A new modeling method to evaluate effective forced-convective heat transfer rate of pipe flow with endothermic chemical reactions

Heat transfer correlation describes the relationship between heat transfer and factors such as fluid properties and flow conditions. The establishment of heat transfer correlations is of paramount importance in the design and calculation of heat exchangers and reactors in various chemical engineering fields as well as in certain aerospace applications. In this study, we present a theoretical derivation of a heat transfer correlation model for fully developed flow with gas-phase homogeneous chemical reactions. By means of theoretical derivations, the modeling of complex multi-physics coupling problems can be significantly simplified, and the impact of chemical reactions can be effectively demonstrated. The concept of effective specific heat and effective thermal conductivity are generalized to finite-rate chemically reacting flow. Modifications are proposed for Nusselt number correlation.
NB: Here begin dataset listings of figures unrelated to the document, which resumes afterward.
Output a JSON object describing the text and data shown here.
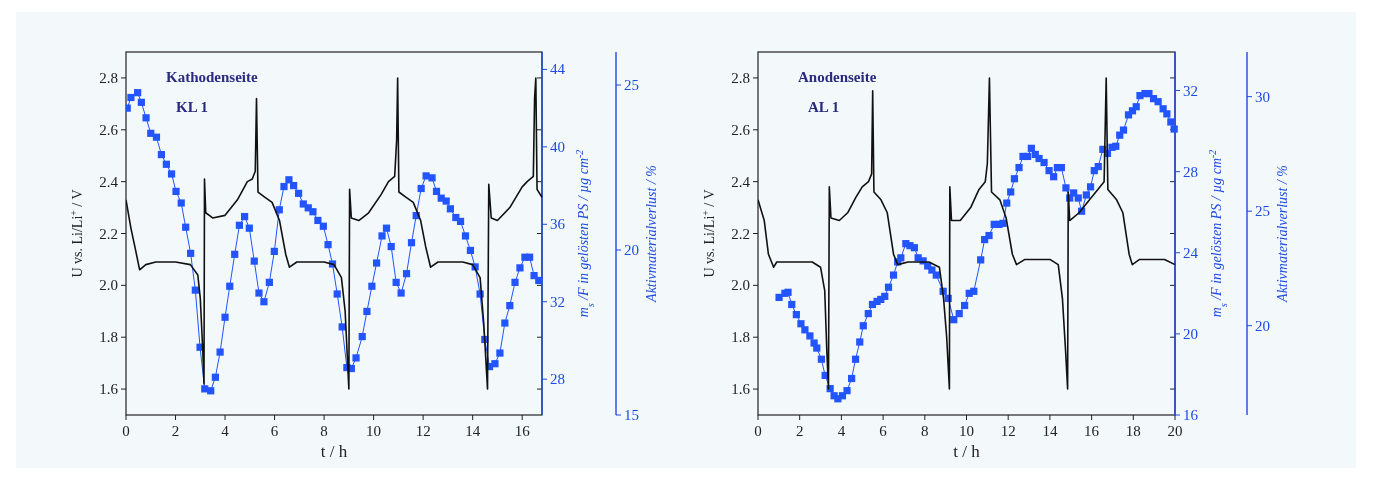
{
  "chart_data": [
    {
      "type": "line",
      "xlabel": "t / h",
      "ylabel": "U vs. Li/Li$^{+}$ / V",
      "y2label": "m$_{s}$ /F in gelösten PS / µg cm$^{-2}$",
      "y3label": "Aktivmaterialverlust / %",
      "annotations": [
        "Kathodenseite",
        "KL 1"
      ],
      "xlim": [
        0,
        16.8
      ],
      "xticks": [
        0,
        2,
        4,
        6,
        8,
        10,
        12,
        14,
        16
      ],
      "ylim": [
        1.5,
        2.9
      ],
      "yticks": [
        1.6,
        1.8,
        {
          "value": 2,
          "label": "2.0"
        },
        2.2,
        2.4,
        2.6,
        2.8
      ],
      "y2lim": [
        26.15,
        44.9
      ],
      "y2ticks": [
        28,
        32,
        36,
        40,
        44
      ],
      "y3lim": [
        15,
        26
      ],
      "y3ticks": [
        15,
        20,
        25
      ],
      "series": [
        {
          "color": "#111111",
          "marker": "none",
          "x": [
            0,
            0.2,
            0.4,
            0.55,
            0.8,
            1.2,
            2.0,
            2.6,
            2.9,
            3.0,
            3.1,
            3.15,
            3.17,
            3.22,
            3.5,
            4.0,
            4.5,
            4.9,
            5.1,
            5.22,
            5.27,
            5.33,
            5.6,
            5.9,
            6.2,
            6.45,
            6.6,
            6.9,
            8.0,
            8.4,
            8.7,
            8.85,
            9.0,
            9.03,
            9.1,
            9.4,
            9.8,
            10.3,
            10.6,
            10.85,
            10.93,
            10.97,
            11.02,
            11.3,
            11.6,
            11.9,
            12.1,
            12.3,
            12.6,
            13.6,
            14.0,
            14.3,
            14.45,
            14.6,
            14.65,
            14.75,
            15.0,
            15.5,
            16.0,
            16.2,
            16.45,
            16.5,
            16.55,
            16.6,
            16.8
          ],
          "values": [
            2.33,
            2.22,
            2.13,
            2.06,
            2.08,
            2.09,
            2.09,
            2.08,
            2.04,
            1.95,
            1.75,
            1.62,
            2.41,
            2.28,
            2.26,
            2.27,
            2.33,
            2.4,
            2.41,
            2.44,
            2.72,
            2.36,
            2.34,
            2.32,
            2.25,
            2.12,
            2.07,
            2.09,
            2.09,
            2.08,
            2.03,
            1.9,
            1.6,
            2.37,
            2.26,
            2.25,
            2.28,
            2.35,
            2.4,
            2.42,
            2.56,
            2.8,
            2.36,
            2.34,
            2.32,
            2.25,
            2.15,
            2.07,
            2.09,
            2.09,
            2.08,
            2.03,
            1.85,
            1.6,
            2.39,
            2.26,
            2.25,
            2.3,
            2.38,
            2.4,
            2.42,
            2.72,
            2.8,
            2.37,
            2.34
          ]
        },
        {
          "axis": "y2",
          "color": "#2255ff",
          "marker": "square",
          "x": [
            0.05,
            0.2,
            0.47,
            0.62,
            0.81,
            1.0,
            1.23,
            1.43,
            1.63,
            1.84,
            2.02,
            2.23,
            2.41,
            2.61,
            2.8,
            2.99,
            3.18,
            3.42,
            3.61,
            3.8,
            4.0,
            4.19,
            4.39,
            4.58,
            4.79,
            4.98,
            5.18,
            5.37,
            5.57,
            5.79,
            5.99,
            6.19,
            6.38,
            6.58,
            6.77,
            6.97,
            7.16,
            7.36,
            7.55,
            7.75,
            7.97,
            8.16,
            8.34,
            8.53,
            8.73,
            8.92,
            9.1,
            9.29,
            9.54,
            9.73,
            9.93,
            10.12,
            10.34,
            10.52,
            10.71,
            10.91,
            11.11,
            11.33,
            11.53,
            11.72,
            11.92,
            12.12,
            12.36,
            12.54,
            12.73,
            12.93,
            13.1,
            13.32,
            13.51,
            13.71,
            13.91,
            14.1,
            14.3,
            14.49,
            14.68,
            14.9,
            15.1,
            15.3,
            15.5,
            15.71,
            15.91,
            16.11,
            16.3,
            16.48,
            16.67
          ],
          "values": [
            42.0,
            42.55,
            42.8,
            42.3,
            41.5,
            40.7,
            40.5,
            39.6,
            39.1,
            38.6,
            37.7,
            37.1,
            35.85,
            34.5,
            32.6,
            29.65,
            27.5,
            27.4,
            28.1,
            29.4,
            31.2,
            32.8,
            34.45,
            35.95,
            36.4,
            35.8,
            34.1,
            32.45,
            32.0,
            33.0,
            34.6,
            36.75,
            37.95,
            38.3,
            38.0,
            37.6,
            37.05,
            36.85,
            36.65,
            36.2,
            35.9,
            34.95,
            33.95,
            32.4,
            30.7,
            28.6,
            28.55,
            29.1,
            30.2,
            31.5,
            32.8,
            34.0,
            35.4,
            35.8,
            34.85,
            33.0,
            32.45,
            33.45,
            35.05,
            36.45,
            37.85,
            38.5,
            38.4,
            37.7,
            37.35,
            37.2,
            36.8,
            36.35,
            36.15,
            35.4,
            34.65,
            33.8,
            32.4,
            30.05,
            28.65,
            28.8,
            29.35,
            30.9,
            31.8,
            33.0,
            33.75,
            34.3,
            34.3,
            33.35,
            33.1
          ]
        }
      ]
    },
    {
      "type": "line",
      "xlabel": "t / h",
      "ylabel": "U vs. Li/Li$^{+}$ / V",
      "y2label": "m$_{s}$ /F in gelösten PS / µg cm$^{-2}$",
      "y3label": "Aktivmaterialverlust / %",
      "annotations": [
        "Anodenseite",
        "AL 1"
      ],
      "xlim": [
        0,
        20
      ],
      "xticks": [
        0,
        2,
        4,
        6,
        8,
        10,
        12,
        14,
        16,
        18,
        20
      ],
      "ylim": [
        1.5,
        2.9
      ],
      "yticks": [
        1.6,
        1.8,
        {
          "value": 2,
          "label": "2.0"
        },
        2.2,
        2.4,
        2.6,
        2.8
      ],
      "y2lim": [
        16,
        33.9
      ],
      "y2ticks": [
        16,
        20,
        24,
        28,
        32
      ],
      "y3lim": [
        16.1,
        31.95
      ],
      "y3ticks": [
        20,
        25,
        30
      ],
      "series": [
        {
          "color": "#111111",
          "marker": "none",
          "x": [
            0,
            0.3,
            0.5,
            0.75,
            0.9,
            2.0,
            2.6,
            3.0,
            3.2,
            3.3,
            3.38,
            3.42,
            3.5,
            3.9,
            4.3,
            4.7,
            5.0,
            5.3,
            5.45,
            5.5,
            5.56,
            5.9,
            6.2,
            6.5,
            6.7,
            7.2,
            8.2,
            8.7,
            8.9,
            9.05,
            9.18,
            9.2,
            9.28,
            9.7,
            10.2,
            10.6,
            10.9,
            11.0,
            11.1,
            11.2,
            11.6,
            11.9,
            12.2,
            12.4,
            12.8,
            14.0,
            14.4,
            14.6,
            14.75,
            14.85,
            14.88,
            14.95,
            15.4,
            15.9,
            16.3,
            16.6,
            16.7,
            16.78,
            17.2,
            17.5,
            17.8,
            17.95,
            18.3,
            19.5,
            20
          ],
          "values": [
            2.33,
            2.25,
            2.12,
            2.07,
            2.09,
            2.09,
            2.09,
            2.07,
            1.98,
            1.75,
            1.6,
            2.38,
            2.26,
            2.25,
            2.28,
            2.34,
            2.38,
            2.4,
            2.43,
            2.75,
            2.36,
            2.33,
            2.28,
            2.12,
            2.08,
            2.09,
            2.09,
            2.07,
            1.95,
            1.8,
            1.6,
            2.38,
            2.25,
            2.25,
            2.3,
            2.37,
            2.4,
            2.47,
            2.8,
            2.36,
            2.33,
            2.26,
            2.12,
            2.08,
            2.1,
            2.1,
            2.08,
            1.95,
            1.75,
            1.6,
            2.36,
            2.25,
            2.28,
            2.33,
            2.37,
            2.4,
            2.8,
            2.37,
            2.33,
            2.28,
            2.12,
            2.08,
            2.1,
            2.1,
            2.08
          ]
        },
        {
          "axis": "y2",
          "color": "#2255ff",
          "marker": "square",
          "x": [
            1.01,
            1.29,
            1.44,
            1.62,
            1.84,
            2.06,
            2.25,
            2.49,
            2.69,
            2.82,
            3.04,
            3.22,
            3.46,
            3.65,
            3.83,
            4.05,
            4.27,
            4.49,
            4.68,
            4.88,
            5.05,
            5.29,
            5.49,
            5.71,
            5.89,
            6.08,
            6.26,
            6.5,
            6.7,
            6.85,
            7.09,
            7.29,
            7.5,
            7.68,
            7.92,
            8.14,
            8.34,
            8.55,
            8.88,
            9.12,
            9.39,
            9.65,
            9.91,
            10.13,
            10.35,
            10.68,
            10.87,
            11.08,
            11.33,
            11.56,
            11.75,
            11.93,
            12.12,
            12.3,
            12.52,
            12.71,
            12.93,
            13.11,
            13.3,
            13.48,
            13.72,
            13.96,
            14.18,
            14.36,
            14.55,
            14.77,
            14.95,
            15.14,
            15.36,
            15.52,
            15.75,
            15.95,
            16.13,
            16.32,
            16.54,
            16.76,
            16.98,
            17.16,
            17.35,
            17.53,
            17.77,
            17.96,
            18.14,
            18.32,
            18.56,
            18.75,
            18.97,
            19.19,
            19.43,
            19.61,
            19.8,
            19.96
          ],
          "values": [
            21.8,
            22.0,
            22.05,
            21.45,
            20.95,
            20.5,
            20.2,
            19.9,
            19.55,
            19.3,
            18.75,
            17.95,
            17.3,
            16.95,
            16.8,
            16.95,
            17.2,
            17.8,
            18.75,
            19.6,
            20.4,
            21.0,
            21.45,
            21.6,
            21.7,
            21.85,
            22.3,
            22.9,
            23.55,
            23.75,
            24.45,
            24.35,
            24.25,
            23.75,
            23.6,
            23.35,
            23.15,
            22.9,
            22.1,
            21.75,
            20.7,
            21.0,
            21.4,
            22.0,
            22.1,
            23.65,
            24.65,
            24.85,
            25.4,
            25.4,
            25.45,
            26.45,
            27.0,
            27.65,
            28.2,
            28.75,
            28.75,
            29.15,
            28.85,
            28.65,
            28.45,
            28.05,
            27.75,
            28.2,
            28.2,
            27.2,
            26.7,
            26.95,
            26.7,
            26.05,
            26.85,
            27.25,
            28.05,
            28.25,
            29.1,
            28.9,
            29.2,
            29.25,
            29.8,
            30.05,
            30.8,
            31.0,
            31.2,
            31.75,
            31.85,
            31.85,
            31.6,
            31.45,
            31.1,
            30.85,
            30.45,
            30.1
          ]
        }
      ]
    }
  ]
}
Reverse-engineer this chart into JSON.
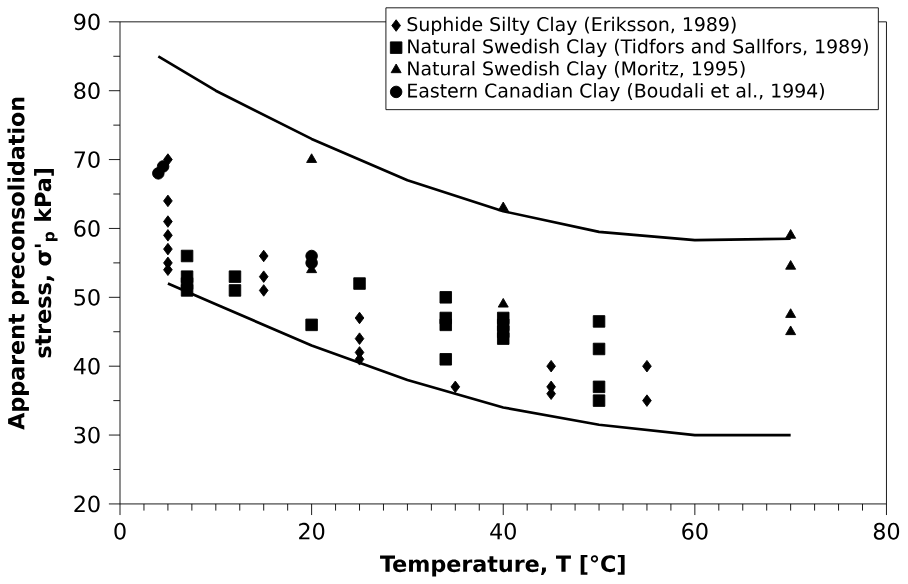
{
  "chart_data": {
    "type": "scatter",
    "xlabel": "Temperature, T [°C]",
    "ylabel": "Apparent preconsolidation stress, σ'$_{p}$ kPa]",
    "xlim": [
      0,
      80
    ],
    "ylim": [
      20,
      90
    ],
    "xticks": [
      0,
      20,
      40,
      60,
      80
    ],
    "yticks": [
      20,
      30,
      40,
      50,
      60,
      70,
      80,
      90
    ],
    "grid": false,
    "legend": "top right",
    "series": [
      {
        "name": "Suphide Silty Clay (Eriksson, 1989)",
        "color": "#000000",
        "marker": "diamond",
        "x": [
          5,
          5,
          5,
          5,
          5,
          5,
          5,
          15,
          15,
          15,
          25,
          25,
          25,
          25,
          35,
          45,
          45,
          45,
          55,
          55
        ],
        "values": [
          70,
          64,
          61,
          59,
          57,
          55,
          54,
          56,
          53,
          51,
          47,
          44,
          42,
          41,
          37,
          40,
          37,
          36,
          40,
          35
        ]
      },
      {
        "name": "Natural Swedish Clay (Tidfors and Sallfors, 1989)",
        "color": "#000000",
        "marker": "square",
        "x": [
          7,
          7,
          7,
          7,
          12,
          12,
          20,
          25,
          34,
          34,
          34,
          34,
          40,
          40,
          40,
          40,
          50,
          50,
          50,
          50
        ],
        "values": [
          56,
          53,
          52,
          51,
          53,
          51,
          46,
          52,
          50,
          47,
          46,
          41,
          47,
          46,
          45,
          44,
          46.5,
          42.5,
          37,
          35
        ]
      },
      {
        "name": "Natural Swedish Clay (Moritz, 1995)",
        "color": "#000000",
        "marker": "triangle",
        "x": [
          20,
          20,
          40,
          40,
          70,
          70,
          70,
          70
        ],
        "values": [
          70,
          54,
          63,
          49,
          59,
          54.5,
          47.5,
          45
        ]
      },
      {
        "name": "Eastern Canadian Clay (Boudali et al., 1994)",
        "color": "#000000",
        "marker": "circle",
        "x": [
          4,
          4.5,
          20,
          20
        ],
        "values": [
          68,
          69,
          56,
          55
        ]
      },
      {
        "type": "line",
        "color": "#000000",
        "marker": "none",
        "x": [
          4,
          10,
          20,
          30,
          40,
          50,
          60,
          70
        ],
        "values": [
          85,
          80,
          73,
          67,
          62.5,
          59.5,
          58.3,
          58.5
        ]
      },
      {
        "type": "line",
        "color": "#000000",
        "marker": "none",
        "x": [
          5,
          10,
          20,
          30,
          40,
          50,
          60,
          70
        ],
        "values": [
          52,
          49,
          43,
          38,
          34,
          31.5,
          30,
          30
        ]
      }
    ]
  }
}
It is shown by preliminary verification that evaluating error of new correlation has been significantly decreased by the modification. The enhancement factor can be evaluated by specific ratio cpr,x/cp*. To demonstrate the reliability of the derived correlation, we carry out numerical simulations and compare the results with derived formulations. The simulations show good agreement with the theoretical values, demonstrating that the derived correlation is both theoretically grounded and practically usable.

Automated summary

This study presents a theoretical derivation of a heat transfer correlation model for fully developed flow with gas-phase homogeneous chemical reactions. Numerical simulations show that the derived correlation is both theoretically grounded and practically usable.